Alyssa: Does anyone have thoughts on this so far?
Branden: The last one seems easy. For line buffering, if you move it into the kernel, you have to do a system call for each partial line. That has a speed implication, though it seems like you care more about memory than speed.
Alyssa: Yes. Personally, I want to keep line buffering in maps, but I'm expressing a want of my team member's.
Phil: Can you walk me through that? You do a series of writes from userspace that are buffered until I send a newline?
Alyssa: Right now our writes are buffered in userspace. In theory, the capsule could do that instead. It would be more syscalls but less code and simpler memory management.
Phil: Because the kernel does it?
Alyssa: Yes.
Alyssa: That optimization using blocking Command saved 4kB by the way.
Phil: If two processes are writing partial strings, the order will depend on the order of the syscalls that triggers newlines?
Alyssa: Yes.
Alyssa: I should add another ask from the team. For our automated tests we occasionally look at the console output, but if we end up having an interrupt in the middle of a series of line prints the test fails. We have a couple of possible solutions. I wanted to bring it up, because there was an idea of being able to lock the console (with a max timeout) for a particular app. My primary issue would be DoS.
Amit: All of these seem like reasonable things, one concern I have about where this is going is the variety of needs we are trying to serve. For multiple apps, do we want a single shared console, or per-app virtual consoles? Maybe printing arbitrary-length strings separated by lines is not the ideal interface. I think all of these are reasonable, but I worry the existing console is the wrong starting point for it.
Alyssa: Yeah, essentially it would be an entire redesign.
Phil: One of the challenges is many of these look good on their own but I'm not sure their interactions are good.
Alyssa: I'd want to make these requests more concrete.
Johnathan: While designing app IDs I envisioned something that looks more like IRC, as a way to separate app messages without having completely virtual consoles.
Amit: That would require line buffering.
Phil: Not interleaving code helps in a test case, but avoiding interleaving may make debugging harder, if the interleaved prints indicate unexpected ordering. How do we do this in a general way? Doing a point fix for one problem causes issues for other problems.
Phil: Number one seems kinda obvious.
Alyssa: I personally don't want it but see some advantages.
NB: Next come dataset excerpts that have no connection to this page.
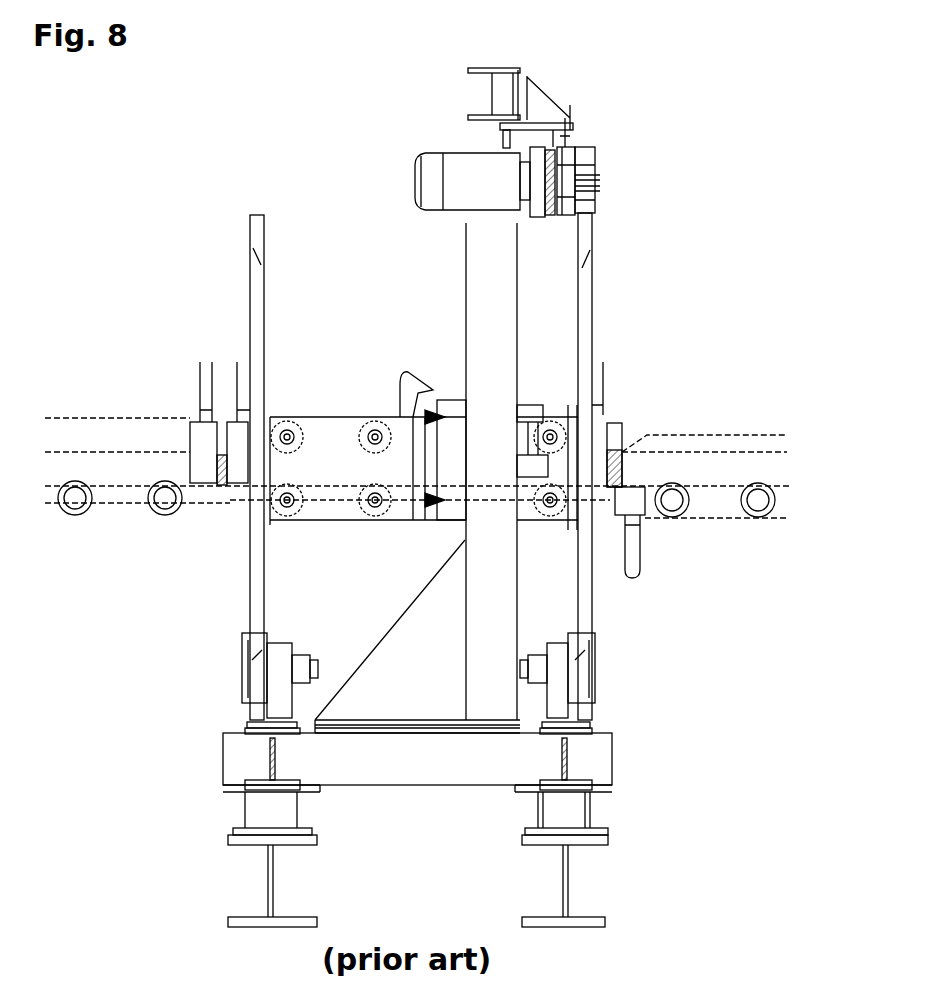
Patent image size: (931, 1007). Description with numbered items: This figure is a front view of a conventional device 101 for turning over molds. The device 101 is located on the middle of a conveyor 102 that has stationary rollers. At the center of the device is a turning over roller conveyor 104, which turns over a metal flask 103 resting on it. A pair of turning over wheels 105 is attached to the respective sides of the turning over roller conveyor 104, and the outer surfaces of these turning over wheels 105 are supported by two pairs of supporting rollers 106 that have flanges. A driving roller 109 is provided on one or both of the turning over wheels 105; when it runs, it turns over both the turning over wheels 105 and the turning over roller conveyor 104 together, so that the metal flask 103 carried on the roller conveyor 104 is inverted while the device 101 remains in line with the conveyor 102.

The device for turning over molds 101 is at (563, 83).
The conveyor 102 is at (75, 508).
The metal flask 103 is at (120, 480).
The turning over roller conveyor 104 is at (322, 510).
The turning over wheels 105 is at (257, 312).
The supporting rollers 106 is at (240, 655).
The driving roller 109 is at (596, 159).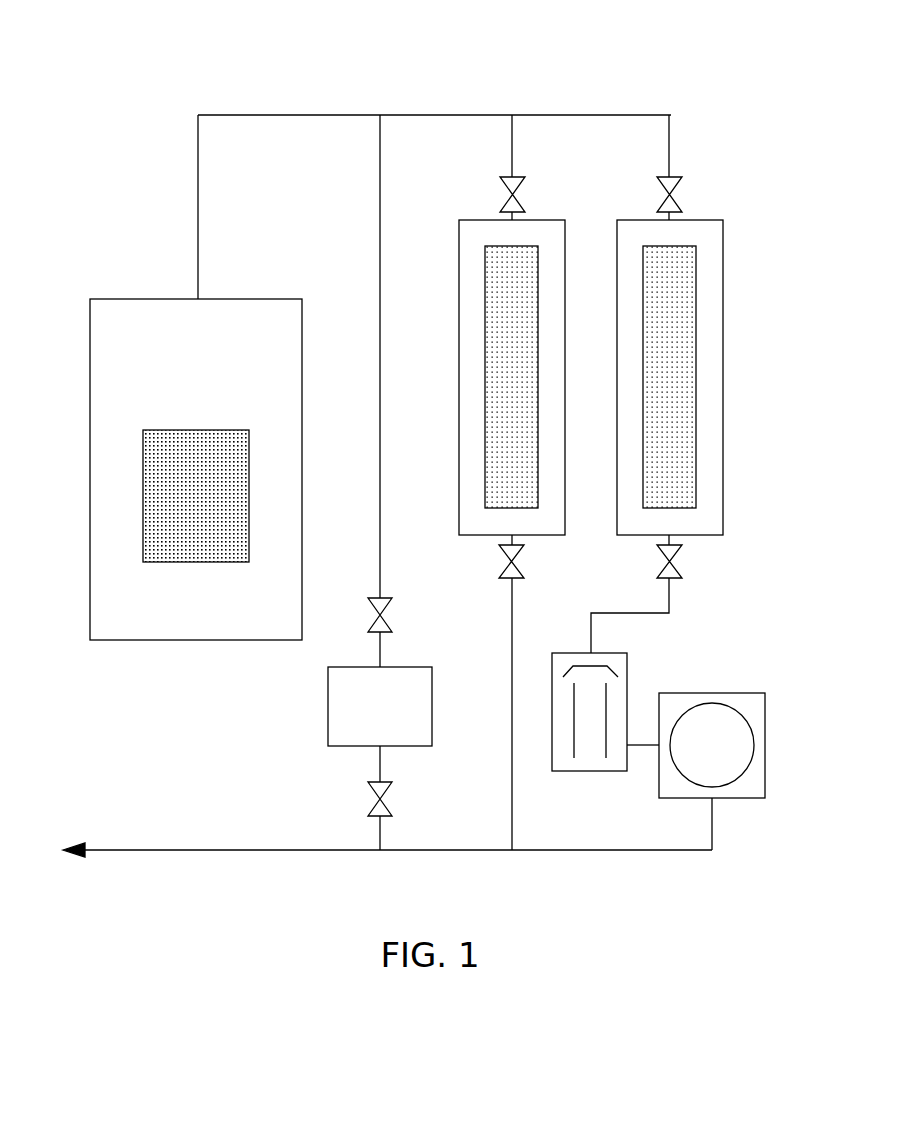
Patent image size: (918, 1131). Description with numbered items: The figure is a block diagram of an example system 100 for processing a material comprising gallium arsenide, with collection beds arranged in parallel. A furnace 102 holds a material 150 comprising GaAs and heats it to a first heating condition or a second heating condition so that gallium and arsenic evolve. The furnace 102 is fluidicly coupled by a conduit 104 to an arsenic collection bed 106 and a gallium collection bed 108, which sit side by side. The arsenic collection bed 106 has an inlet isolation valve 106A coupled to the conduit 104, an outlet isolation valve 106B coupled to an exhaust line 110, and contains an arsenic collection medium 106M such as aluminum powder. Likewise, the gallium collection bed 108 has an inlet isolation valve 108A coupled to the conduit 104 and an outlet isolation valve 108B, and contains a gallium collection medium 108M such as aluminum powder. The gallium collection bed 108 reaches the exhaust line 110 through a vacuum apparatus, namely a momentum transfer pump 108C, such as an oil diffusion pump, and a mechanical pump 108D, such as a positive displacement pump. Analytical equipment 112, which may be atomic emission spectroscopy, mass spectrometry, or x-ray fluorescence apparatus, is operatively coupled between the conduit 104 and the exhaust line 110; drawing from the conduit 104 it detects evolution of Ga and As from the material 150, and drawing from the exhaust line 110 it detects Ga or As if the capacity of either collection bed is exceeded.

Alyssa: We also have some muxing -- Ti50's console outputs to UART and USB and they are not the same speed. What if prints run at a speed between that of the two devices?
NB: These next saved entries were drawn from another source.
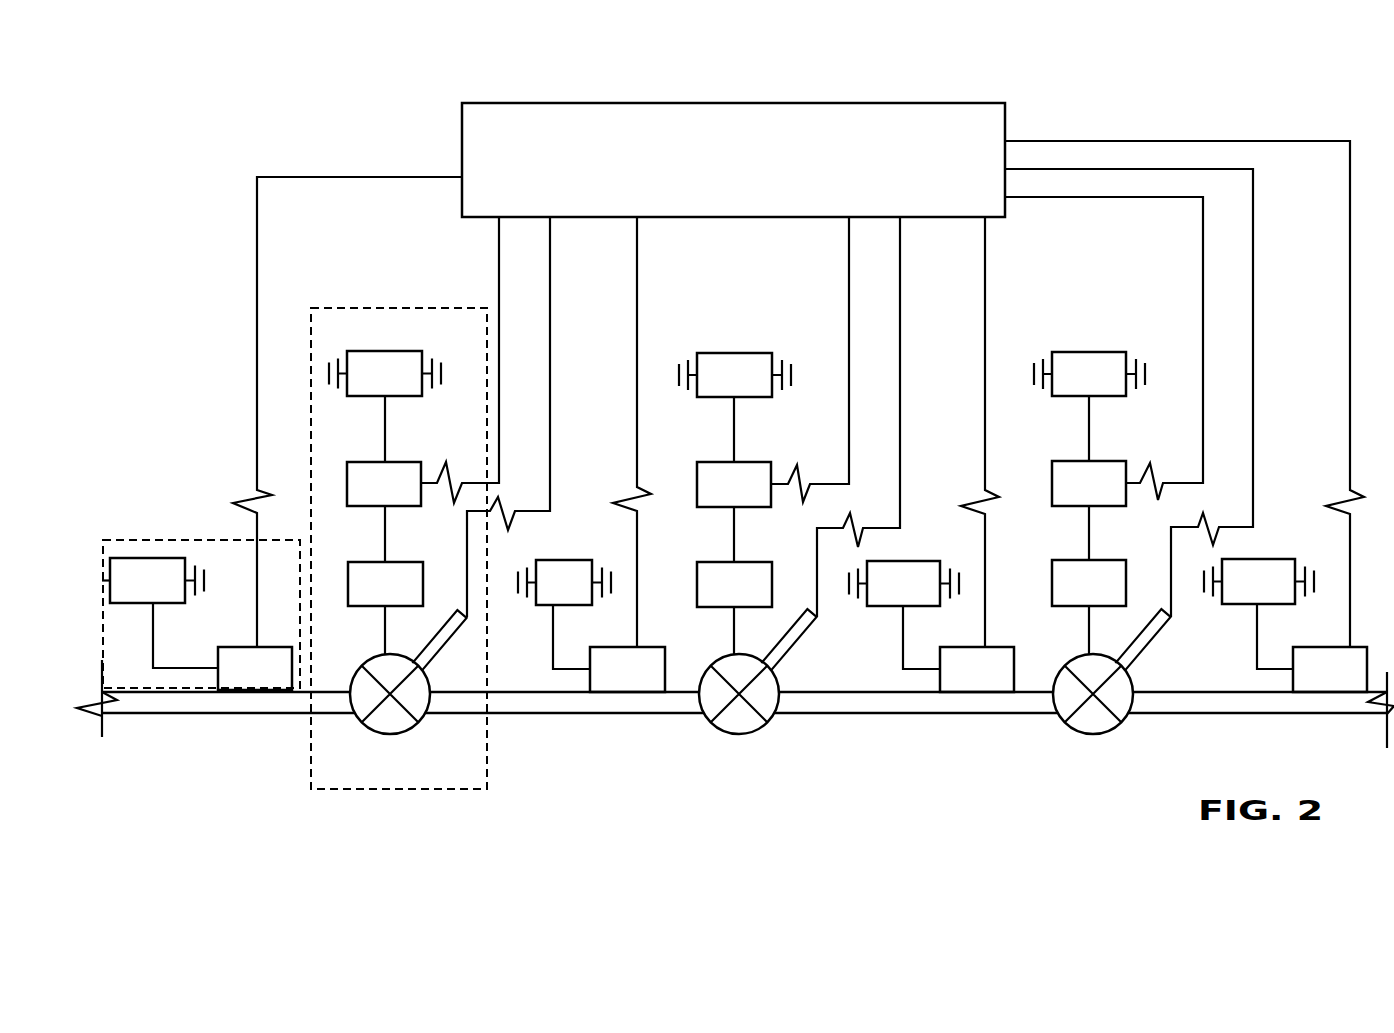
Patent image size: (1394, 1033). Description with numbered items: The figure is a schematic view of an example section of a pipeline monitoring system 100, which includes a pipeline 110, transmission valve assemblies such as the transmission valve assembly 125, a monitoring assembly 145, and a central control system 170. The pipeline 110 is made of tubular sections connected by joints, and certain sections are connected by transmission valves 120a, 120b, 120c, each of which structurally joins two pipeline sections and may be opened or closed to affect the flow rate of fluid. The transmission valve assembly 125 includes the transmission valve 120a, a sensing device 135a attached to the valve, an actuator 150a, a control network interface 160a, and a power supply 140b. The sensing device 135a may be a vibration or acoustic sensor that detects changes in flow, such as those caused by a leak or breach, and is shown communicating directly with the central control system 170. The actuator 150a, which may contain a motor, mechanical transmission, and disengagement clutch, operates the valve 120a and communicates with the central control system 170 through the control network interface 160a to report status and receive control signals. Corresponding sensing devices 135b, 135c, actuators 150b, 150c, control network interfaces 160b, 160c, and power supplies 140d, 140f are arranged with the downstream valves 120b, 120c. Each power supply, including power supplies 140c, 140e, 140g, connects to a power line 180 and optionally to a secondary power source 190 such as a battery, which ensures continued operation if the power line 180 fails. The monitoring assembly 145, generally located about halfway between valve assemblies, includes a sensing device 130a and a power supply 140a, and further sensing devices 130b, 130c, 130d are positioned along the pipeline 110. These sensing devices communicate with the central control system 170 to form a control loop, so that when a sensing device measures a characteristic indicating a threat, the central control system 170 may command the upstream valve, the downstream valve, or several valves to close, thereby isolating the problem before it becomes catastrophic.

The pipeline monitoring system 100 is at (266, 140).
The pipeline 110 is at (235, 705).
The transmission valve 120a is at (390, 711).
The transmission valve 120b is at (739, 711).
The transmission valve 120c is at (1093, 710).
The transmission valve assembly 125 is at (485, 773).
The sensing device 130a is at (255, 668).
The sensing device 130b is at (627, 669).
The sensing device 130c is at (977, 669).
The sensing device 130d is at (1330, 669).
The sensing device 135a is at (448, 649).
The sensing device 135b is at (798, 646).
The sensing device 135c is at (1155, 646).
The power supply 140a is at (143, 580).
The power supply 140b is at (384, 373).
The power supply 140c is at (564, 582).
The power supply 140d is at (734, 375).
The power supply 140e is at (903, 583).
The power supply 140f is at (1089, 374).
The power supply 140g is at (1258, 581).
The monitoring assembly 145 is at (146, 540).
The actuator 150a is at (385, 584).
The actuator 150b is at (734, 584).
The actuator 150c is at (1089, 583).
The control network interface 160a is at (384, 484).
The control network interface 160b is at (734, 484).
The control network interface 160c is at (1089, 483).
The central control system 170 is at (752, 172).
The power line 180 is at (770, 459).
The secondary power source 190 is at (763, 463).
Alyssa: Also want code sharing between apps, I know it's hard. Has there been progress?
Johnathan: No
Phil: It's a linking problem, right?
Alyssa: Yes. You can't share statics between processes but do want to share code.
Johnathan: FDPIC
Alyssa: We want FDPIC but statically located.
Johnathan: Right. That doesn't exist, and Ti50 is alone in wanting it.
Alyssa: ufmt in the kernel, has Tock considered taking over its maintenance?
Johnathan: Pending an evaluation, maybe. Ti50's experience with ufmt can help here.
Alyssa: I don't have numbers yet, kinda tricky to get because this was going parallel to other work. Seems to be quite a bit more efficient. Needs more TLC. There are specific use cases where I noticed it could be more efficient. If Tock owns it I would like to help improve it. I don't want to work on ufmt if I will upload a PR and it will be ignored.
Johnathan: My main concern with ufmt was whether it was fit for our use, not code size. I assumed it would help with size. I also think having it maintained -- whether by Tock or another group -- is a necessity.
Alyssa: There is want for more flexibility in syscalls -- how can we change the ABI or add syscalls? We also have a team member who wants a fully preemptive kernel with a simpler API.
Phil: How does that interact with Rust?
Alyssa: This person is not a Rust expert, I don't think they've thought it out.
Phil: When we first designed Tock we decided that interrupts would always be unsafe. We'd have mechanisms to do interrupts but all bets are off.
Alyssa: I think being fully preemptive in the kernel is desired. The safety questions aren't easy to answer.
Alyssa: End of presentation questions?